Kon and colleagues calculated hazard ratios (HRs) via Cox proportional hazards model and estimated risk differences (RD) and numbers needed to treat (NNT) through targeted maximum likelihood estimation (TMLE). They also performed counterfactual mediation to evaluate HbA1c and BMI as mediators (12-month windows over 48 months).
Lower risk
A total of 393,596 adults were identified, of whom 8,533 met the eligibility criteria for the semaglutide vs GLD comparison (2,397 vs 6,136) and 7,455 for the semaglutide vs SGLT2i comparison (1,650 vs 3,725). [Eun Y, et al, AAN 2026]
After IPTW adjustment, Koh and his team found a significant association between semaglutide use and a reduced risk of adult-onset epilepsy or seizures compared with GLDs (HR, 0.46, 95 percent confidence interval [CI], 0.25‒0.83; p=0.010) and SGLT2i (HR, 0.44, 95 percent CI, 0.22‒0.86; p=0.017).
These findings persisted in TMLE (GLDs: RD, ‒0.014; NNT, 69; p<0.001; SGLT2i: RD, ‒0.008; NNT, 129; p<0.001). Furthermore, BMI and HbA1c appeared to minimally mediate such association (Hba1c: 1.1 percent with GLDs, 3.6 percent with SGLT2i; BMI: ≤0.3 percent). These effects remained stable across follow-up of 12 to 48 months.
“[The] association was not meaningfully mediated by HbA1c or BMI and warrants prospective validation,” according to Koh.
“The effect appeared largely independent of glycaemic or weight changes, supporting possible nonglycaemic neuroprotective mechanisms of glucagon-like peptide-1 (GLP-1) receptor agonists (RAs),” the authors said.
Beyond seizure
Notably, the findings of this target trial emulation “may have implications beyond seizure risk alone and raise the possibility that semaglutide could also be relevant to broader brain health,” said another co-author Dr Yoonhyuk Jang, Department of Immunology, Harvard Medical School, Boston, Massachusetts, in a report released by AAN. [https://www.neurologyadvisor.com/reports/semaglutide-lower-risk-adult-onset-epilepsy-t2dm/]

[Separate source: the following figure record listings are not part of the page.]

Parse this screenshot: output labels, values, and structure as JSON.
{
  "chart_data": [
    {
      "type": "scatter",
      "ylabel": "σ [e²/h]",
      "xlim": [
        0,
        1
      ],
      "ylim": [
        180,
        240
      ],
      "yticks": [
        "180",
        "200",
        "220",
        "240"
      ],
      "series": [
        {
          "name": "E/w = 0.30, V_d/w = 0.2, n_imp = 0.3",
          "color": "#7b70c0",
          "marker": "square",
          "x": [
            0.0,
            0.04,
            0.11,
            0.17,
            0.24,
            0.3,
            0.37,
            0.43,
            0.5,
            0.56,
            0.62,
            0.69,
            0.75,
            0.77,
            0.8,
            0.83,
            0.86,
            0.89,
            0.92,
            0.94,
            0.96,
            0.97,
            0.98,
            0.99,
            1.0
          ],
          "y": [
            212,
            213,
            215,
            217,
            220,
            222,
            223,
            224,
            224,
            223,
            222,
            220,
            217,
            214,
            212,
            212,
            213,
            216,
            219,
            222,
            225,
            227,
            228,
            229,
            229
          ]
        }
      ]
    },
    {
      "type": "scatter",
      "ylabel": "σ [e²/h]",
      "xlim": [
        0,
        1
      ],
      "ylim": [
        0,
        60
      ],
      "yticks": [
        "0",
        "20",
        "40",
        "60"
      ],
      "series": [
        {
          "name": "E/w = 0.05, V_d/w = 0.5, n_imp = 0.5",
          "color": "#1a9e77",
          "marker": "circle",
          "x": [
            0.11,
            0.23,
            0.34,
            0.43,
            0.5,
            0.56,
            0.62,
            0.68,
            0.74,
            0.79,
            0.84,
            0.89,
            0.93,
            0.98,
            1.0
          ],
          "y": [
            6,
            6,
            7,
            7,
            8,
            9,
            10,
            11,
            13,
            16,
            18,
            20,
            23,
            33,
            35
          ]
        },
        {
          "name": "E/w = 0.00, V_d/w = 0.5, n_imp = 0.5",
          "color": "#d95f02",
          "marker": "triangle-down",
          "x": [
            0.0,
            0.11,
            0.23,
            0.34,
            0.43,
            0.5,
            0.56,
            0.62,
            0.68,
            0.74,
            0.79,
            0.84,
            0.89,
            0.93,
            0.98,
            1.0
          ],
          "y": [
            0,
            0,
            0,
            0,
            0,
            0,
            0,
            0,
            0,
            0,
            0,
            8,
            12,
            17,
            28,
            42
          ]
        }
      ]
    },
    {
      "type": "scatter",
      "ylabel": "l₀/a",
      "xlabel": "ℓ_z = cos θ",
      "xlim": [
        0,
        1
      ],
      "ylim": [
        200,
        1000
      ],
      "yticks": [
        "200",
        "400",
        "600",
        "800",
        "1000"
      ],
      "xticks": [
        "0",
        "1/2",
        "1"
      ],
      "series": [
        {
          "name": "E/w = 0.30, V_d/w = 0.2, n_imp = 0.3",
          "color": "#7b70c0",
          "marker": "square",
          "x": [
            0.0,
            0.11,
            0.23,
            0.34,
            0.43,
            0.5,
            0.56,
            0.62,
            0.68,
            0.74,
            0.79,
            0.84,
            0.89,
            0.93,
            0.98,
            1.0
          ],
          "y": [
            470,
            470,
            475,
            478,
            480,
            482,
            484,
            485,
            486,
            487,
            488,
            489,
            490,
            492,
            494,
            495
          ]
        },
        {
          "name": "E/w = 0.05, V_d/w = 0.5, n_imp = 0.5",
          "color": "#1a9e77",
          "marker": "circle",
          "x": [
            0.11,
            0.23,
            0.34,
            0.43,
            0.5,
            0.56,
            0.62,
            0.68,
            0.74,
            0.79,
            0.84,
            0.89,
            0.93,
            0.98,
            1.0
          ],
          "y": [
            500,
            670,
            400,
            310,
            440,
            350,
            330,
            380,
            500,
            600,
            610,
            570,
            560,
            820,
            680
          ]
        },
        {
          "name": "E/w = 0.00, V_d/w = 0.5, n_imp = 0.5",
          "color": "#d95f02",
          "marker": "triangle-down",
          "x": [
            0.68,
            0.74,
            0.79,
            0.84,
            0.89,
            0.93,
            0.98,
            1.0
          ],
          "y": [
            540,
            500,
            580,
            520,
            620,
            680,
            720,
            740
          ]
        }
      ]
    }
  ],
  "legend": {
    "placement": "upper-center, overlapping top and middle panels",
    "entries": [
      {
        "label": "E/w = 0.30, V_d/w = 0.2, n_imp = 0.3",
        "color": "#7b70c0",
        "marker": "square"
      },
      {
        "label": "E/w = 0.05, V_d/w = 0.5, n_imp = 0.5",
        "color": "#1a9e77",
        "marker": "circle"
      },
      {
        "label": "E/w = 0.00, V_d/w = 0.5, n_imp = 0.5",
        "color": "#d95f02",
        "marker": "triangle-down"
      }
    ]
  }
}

“[H]owever, because this was a retrospective target trial emulation with a relatively small number of events, it is not yet practice-changing and should instead be viewed as a signal that supports further research into the role of GLP-1 RAs in epileptogenesis,” he added.
“Adult-onset seizure is common,” Koh said. “[It] reflects acquired brain injury burden, prognosis and quality of life are … affected, [and] disease-modifying preventive strategies remain limited.”